Community gardening can be an important part of the solution.

Silicon Valley has a rich history in horticulture and was historically called the Valley of the Hearts Delight. During World War II, Victory Gardens abounded. Santa Clara Valley is now part of the resurgence in community gardening that’s playing a role in this new century. Local examples are Full Circle Farm in Sunnyvale, Emma Prusch Park in San Jose and the Beresford Community Gardens in San Mateo.

Community gardens invite people of all backgrounds to participate in the first step in what ecologists call a food chain that at minimum keeps humans alive and at optimum healthy.

The movement is growing. The community gardens in Los Gatos have a program in horticulture during the school year for high school students that switches to an Adopt-A-Garden program in the summer for people of all ages. The Children’s Discovery Museum in San Jose has a gardening program for young children, and schools develop gardens to grow food and to serve as tools to improve mental and physical well-being.

Public versus private approaches to solving problems are undergoing intense national debate. Community gardens show that these approaches need not be mutually exclusive. In community gardens, the public shares land to grow produce to use, exchange or give away. At the same time, each person has proprietorship over an individual garden.

Decentralized community gardening also works. Individuals and families can cultivate gardens on their own property. Produce can be kept, sold, exchanged or given away.

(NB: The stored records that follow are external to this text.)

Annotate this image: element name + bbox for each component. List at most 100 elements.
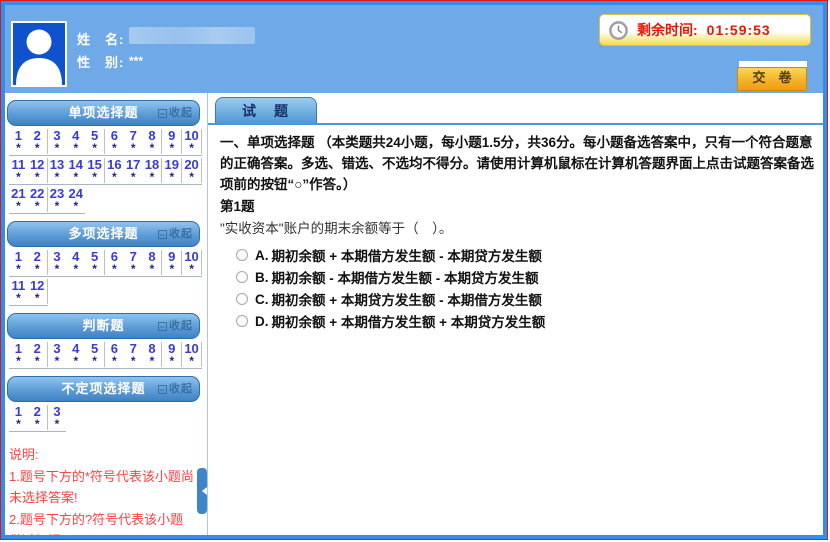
question-nav-item[interactable]: 10*	[182, 250, 202, 275]
question-nav-item[interactable]: 10*	[182, 129, 202, 154]
question-nav-item[interactable]: 5*	[85, 129, 105, 154]
unanswered-marker: *	[112, 264, 117, 275]
unanswered-marker: *	[189, 143, 194, 154]
section-multi-choice: 多项选择题 − 收起 1*2*3*4*5*6*7*8*9*10*11*12*	[7, 221, 200, 306]
timer-panel: 剩余时间: 01:59:53	[599, 14, 811, 46]
question-nav-item[interactable]: 2*	[28, 250, 48, 275]
option-label: D.	[255, 314, 269, 329]
question-nav-item[interactable]: 8*	[143, 129, 163, 154]
question-nav-item[interactable]: 4*	[66, 250, 85, 275]
question-nav-item[interactable]: 2*	[28, 129, 48, 154]
question-nav-row: 1*2*3*4*5*6*7*8*9*10*	[9, 129, 202, 156]
question-nav-item[interactable]: 11*	[9, 279, 28, 304]
question-nav-item[interactable]: 1*	[9, 129, 28, 154]
question-nav-item[interactable]: 2*	[28, 342, 48, 367]
question-nav-item[interactable]: 7*	[124, 129, 143, 154]
question-nav-item[interactable]: 8*	[143, 250, 163, 275]
question-nav-item[interactable]: 15*	[85, 158, 105, 183]
question-nav-row: 1*2*3*4*5*6*7*8*9*10*	[9, 250, 202, 277]
question-nav-item[interactable]: 9*	[162, 129, 182, 154]
question-nav-item[interactable]: 8*	[143, 342, 163, 367]
option-row-d[interactable]: D. 期初余额 + 本期借方发生额 + 本期贷方发生额	[220, 310, 815, 332]
unanswered-marker: *	[35, 201, 40, 212]
question-nav-item[interactable]: 17*	[124, 158, 143, 183]
unanswered-marker: *	[189, 172, 194, 183]
question-nav-item[interactable]: 9*	[162, 342, 182, 367]
question-panel: 试 题 一、单项选择题 （本类题共24小题，每小题1.5分，共36分。每小题备选…	[207, 93, 823, 535]
unanswered-marker: *	[73, 356, 78, 367]
option-row-a[interactable]: A. 期初余额 + 本期借方发生额 - 本期贷方发生额	[220, 244, 815, 266]
collapse-link[interactable]: − 收起	[158, 226, 193, 242]
name-value-redacted	[129, 27, 255, 44]
unanswered-marker: *	[92, 172, 97, 183]
option-radio[interactable]	[236, 271, 248, 283]
collapse-link[interactable]: − 收起	[158, 318, 193, 334]
option-radio[interactable]	[236, 315, 248, 327]
student-photo	[11, 21, 67, 87]
question-content: 一、单项选择题 （本类题共24小题，每小题1.5分，共36分。每小题备选答案中，…	[208, 125, 823, 535]
collapse-link[interactable]: − 收起	[158, 105, 193, 121]
question-nav-item[interactable]: 6*	[105, 129, 124, 154]
question-nav-item[interactable]: 1*	[9, 250, 28, 275]
unanswered-marker: *	[35, 419, 40, 430]
question-nav-item[interactable]: 3*	[48, 405, 67, 430]
sidebar-notes: 说明: 1.题号下方的*符号代表该小题尚未选择答案! 2.题号下方的?符号代表该…	[9, 444, 195, 535]
question-nav-item[interactable]: 12*	[28, 158, 48, 183]
question-nav-item[interactable]: 5*	[85, 342, 105, 367]
exam-page: 姓 名: 性 别: *** 剩余时间: 01:59:53 交 卷 单项选择题	[0, 0, 828, 540]
question-nav-item[interactable]: 11*	[9, 158, 28, 183]
question-nav-item[interactable]: 6*	[105, 250, 124, 275]
timer-label: 剩余时间:	[637, 20, 698, 40]
question-nav-item[interactable]: 1*	[9, 405, 28, 430]
question-nav-item[interactable]: 3*	[48, 250, 67, 275]
unanswered-marker: *	[150, 172, 155, 183]
section-header-indefinite-choice: 不定项选择题 − 收起	[7, 376, 200, 402]
option-radio[interactable]	[236, 249, 248, 261]
option-row-c[interactable]: C. 期初余额 + 本期贷方发生额 - 本期借方发生额	[220, 288, 815, 310]
question-nav-item[interactable]: 12*	[28, 279, 48, 304]
section-title: 单项选择题	[68, 105, 138, 120]
question-grid: 1*2*3*4*5*6*7*8*9*10*	[9, 342, 200, 369]
option-label: C.	[255, 292, 269, 307]
collapse-icon: −	[158, 109, 167, 118]
panel-collapse-handle[interactable]	[197, 468, 207, 514]
question-nav-item[interactable]: 3*	[48, 342, 67, 367]
question-nav-item[interactable]: 9*	[162, 250, 182, 275]
question-nav-item[interactable]: 4*	[66, 342, 85, 367]
collapse-link[interactable]: − 收起	[158, 381, 193, 397]
unanswered-marker: *	[35, 172, 40, 183]
question-nav-item[interactable]: 22*	[28, 187, 48, 212]
question-nav-item[interactable]: 23*	[48, 187, 67, 212]
question-nav-item[interactable]: 13*	[48, 158, 67, 183]
question-nav-item[interactable]: 21*	[9, 187, 28, 212]
submit-button[interactable]: 交 卷	[737, 67, 807, 91]
question-nav-item[interactable]: 7*	[124, 342, 143, 367]
tab-exam-questions[interactable]: 试 题	[215, 97, 317, 124]
unanswered-marker: *	[131, 356, 136, 367]
unanswered-marker: *	[55, 143, 60, 154]
question-nav-item[interactable]: 10*	[182, 342, 202, 367]
unanswered-marker: *	[73, 264, 78, 275]
question-nav-item[interactable]: 14*	[66, 158, 85, 183]
unanswered-marker: *	[16, 293, 21, 304]
question-nav-item[interactable]: 7*	[124, 250, 143, 275]
question-nav-item[interactable]: 19*	[162, 158, 182, 183]
question-nav-item[interactable]: 2*	[28, 405, 48, 430]
person-icon	[13, 23, 65, 85]
question-nav-item[interactable]: 20*	[182, 158, 202, 183]
gender-label: 性 别:	[77, 52, 124, 71]
question-nav-item[interactable]: 18*	[143, 158, 163, 183]
question-nav-item[interactable]: 5*	[85, 250, 105, 275]
question-nav-item[interactable]: 6*	[105, 342, 124, 367]
section-single-choice: 单项选择题 − 收起 1*2*3*4*5*6*7*8*9*10* 11*12*13…	[7, 100, 200, 214]
unanswered-marker: *	[189, 264, 194, 275]
question-nav-item[interactable]: 3*	[48, 129, 67, 154]
question-nav-item[interactable]: 4*	[66, 129, 85, 154]
option-row-b[interactable]: B. 期初余额 - 本期借方发生额 - 本期贷方发生额	[220, 266, 815, 288]
question-nav-item[interactable]: 24*	[66, 187, 85, 212]
unanswered-marker: *	[131, 143, 136, 154]
collapse-icon: −	[158, 230, 167, 239]
question-nav-item[interactable]: 1*	[9, 342, 28, 367]
question-nav-item[interactable]: 16*	[105, 158, 124, 183]
option-radio[interactable]	[236, 293, 248, 305]
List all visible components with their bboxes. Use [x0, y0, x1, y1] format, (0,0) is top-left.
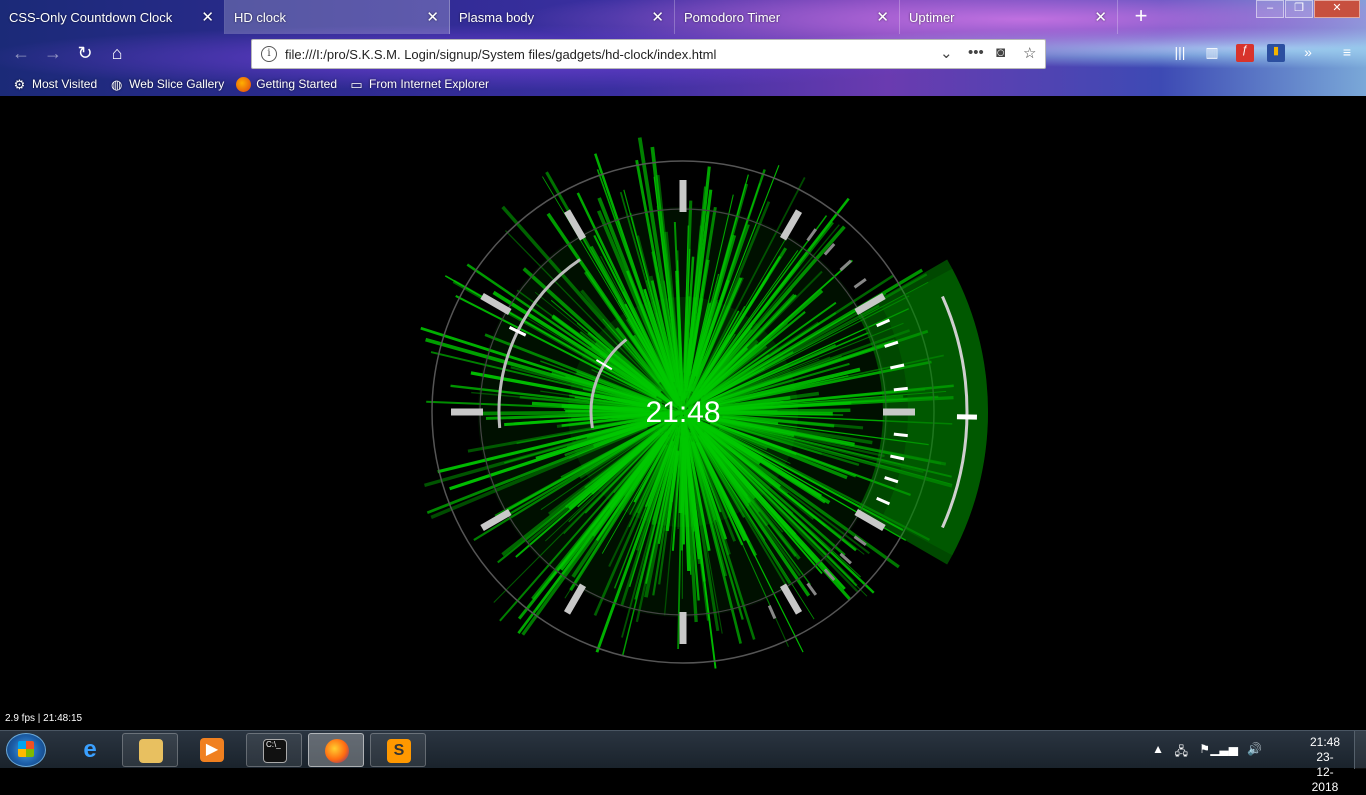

Community gardens provide an alternative to large agriculture areas. They grow food where food is needed. This decreases the expense of fossil fuels needed for transport, and because more work is done by hand, there is less reliance on fossil-fuel-consuming machinery to sow, maintain and harvest. Community gardens are sustainable, since synthetic fertilizers and pesticides are not necessary.

The California Academy of Sciences in San Francisco is publicizing ideas that work in urban areas, such as green roofs as garden ecosystems. The science of agroecology pioneered at the University of California-Santa Cruz demonstrates that the sum productivity on small parcels of land is greater than on single large parcels.

The United Nations is using funding from the Gates and Buffett foundations to help small gardening operations have access to food markets. Much of the investment is in sustainable agriculture and focuses on small land-holders and female farmers, who make up 60 percent of the world’s hungry.

In wealthier areas such as Silicon Valley, kitchen gardens and potagers yield a variety of flavorful and nutritious fruits and vegetables. The organization I work for (www.CommunityGardensAsAppleseeds.info) gives free advice on starting community gardens and gives small stipends to young people to empower their participation.

Community gardening provides a connection to the land that is intellectually and emotionally rewarding. It’s not the whole solution to connecting food supply with locations where food is needed, but as the world struggles with ways to improve our collective well-being, it can be a significant part of the solution.

LES KISHLER is a community gardens advocate who works for the Los Gatos-based non-profit Community Gardens As Appleseeds . He wrote this article for this newspaper.